Muscles humans coordinate in real-time for simple motions like hammering
The Master of Escape
In a well-documented laboratory experiment, an octopus is placed inside a sealed jar with a screwed-on lid. Without prior knowledge or training, it explores the container with its arms, generates torque, and unscrews the lid from the inside to escape. This invertebrate, whose parents die before it hatches, operates not on inherited knowledge but on embodied instinct and real-time, trial-and-error problem-solving. Its intelligence is not centralized in a brain packed with experience but distributed across a perceptive, adaptive body. The octopus, as marine biologist Peter Godfrey-Smith argues, represents an entirely different evolutionary pathway to consciousness—one where “mind” is inseparable from direct, physical interaction with the world. Its success forces a radical question for human engineers: have we over-indexed on brain-centric, knowledge-based intelligence at the expense of a more ancient, bodily wisdom?
Beyond the Brain’s Bounds
The human engineering mindset has long been dominated by a “brain as CPU” metaphor. We prize knowledge—the compressed experience of the past—and build systems to store, process, and replicate it. This worked brilliantly in a stable, predictable world. But in a world of sharp, unpredictable changes, knowledge has a half-life. The octopus reveals an alternative: wisdom. Wisdom is the capacity for adaptive action in novel situations, derived not from data recall but from integrated perception and embodied response. Engineer and philosopher Shuichi Fukuda frames this as a shift from Pattern Recognition (classifying inputs based on known data) to Pattern Cognition (understanding a situation holistically to inform action). The latter is the domain of instinct, honed by evolution for survival. Our challenge is to design systems that don’t just execute pre-loaded instructions but can perceive, adapt, and “learn to swim” in uncharted waters.

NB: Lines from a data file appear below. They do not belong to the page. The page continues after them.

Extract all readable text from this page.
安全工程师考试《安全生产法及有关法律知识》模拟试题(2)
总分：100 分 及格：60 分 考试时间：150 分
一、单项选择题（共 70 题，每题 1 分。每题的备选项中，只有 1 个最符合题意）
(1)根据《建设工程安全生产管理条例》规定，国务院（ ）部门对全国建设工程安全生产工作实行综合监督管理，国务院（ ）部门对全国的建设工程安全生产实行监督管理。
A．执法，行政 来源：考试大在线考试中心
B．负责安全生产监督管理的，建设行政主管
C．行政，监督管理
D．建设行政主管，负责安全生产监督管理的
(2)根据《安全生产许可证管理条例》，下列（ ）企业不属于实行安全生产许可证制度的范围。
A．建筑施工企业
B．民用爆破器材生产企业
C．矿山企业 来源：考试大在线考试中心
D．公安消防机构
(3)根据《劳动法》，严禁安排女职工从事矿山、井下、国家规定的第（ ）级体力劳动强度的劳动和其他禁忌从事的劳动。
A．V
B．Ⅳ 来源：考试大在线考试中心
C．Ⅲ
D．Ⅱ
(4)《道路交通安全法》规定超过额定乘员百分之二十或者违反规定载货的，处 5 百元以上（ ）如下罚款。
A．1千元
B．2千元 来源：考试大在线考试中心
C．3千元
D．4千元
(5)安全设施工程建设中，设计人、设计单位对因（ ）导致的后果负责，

The Architecture of Adaptation
Human movement science reveals our own latent capacity for this embodied wisdom. Russian physiologist Nikolai Bernstein’s famous “cyclogram” studies showed that human motion trajectories (like hammering) are wildly variable at the start but converge to a precise path as the hand nears the target. We don’t execute a pre-programmed script; we use continuous sensory feedback to coordinate and balance over 600 muscles in real-time, reducing degrees of freedom until the goal is achieved. This “motor control” is tacit, nonverbal, and largely inaccessible to our conscious brain—the epitome of Michael Polanyi’s “tacit dimension.” Yet, most machine “motion control” is built only to replicate the final, reproducible trajectory, ignoring the essential, adaptive search process that precedes it. We automate the result but discard the capability.
The Peril of Perfect Information
Modern Artificial Intelligence, particularly deep learning, excels in domains of “perfect information”—games like Go or Chess with fixed rules, known players, and clear victory conditions. Here, brute-force computation on historical data can yield superhuman strategies. This mirrors the old engineering paradigm: a closed world where backward induction from a known goal is possible. However, as Herbert Simon’s concept of “bounded rationality” established, most real-world decisions must be made with limited time, information, and computational power. In an open world—be it diagnosing a patient in an emergency or navigating a business through a market shock—we cannot optimize. We must “satisfice”: find a good-enough solution that works now. This is the realm of pragmatic, instinctive action, where the octopus thrives and where our current AI models often falter.
Engineering for the Tacit Dimension
The path forward requires a synthesis. It demands engineering that respects and leverages human instinctive intelligence rather than seeking to replace it with brittle, knowledge-based automation. This means designing support tools for human judgment, not autonomous black boxes. It involves creating interfaces and systems that enhance our innate ability for pattern cognition and satisficing. For example, a diagnostic tool for a doctor shouldn’t just output a single probability but should visually pattern multi-sensor patient data (vitals, imaging, labs) in a way that aligns with the clinician’s holistic, instinctive assessment process. The goal is not to make the doctor think like a computer, but to make the computer support the doctor’s human genius for synthesis under uncertainty. The cathedral builder trusted his embodied skill; the modern engineer must build the tools that restore that trust in our own innate capacities.
References
Bernstein, N. A. (1967). The co-ordination and regulation of movements. Pergamon Press. Fukuda, S. (2019). Self engineering: Learning from failures. SpringerBriefs in Applied Sciences and Technology. Godfrey-Smith, P. (2016). Other minds: The octopus, the sea, and the deep origins of consciousness. Farrar, Straus and Giroux. Polanyi, M. (1966). The tacit dimension. University of Chicago Press. Simon, H. A. (1947). Administrative behavior: A study of decision-making processes in administrative organization. Macmillan.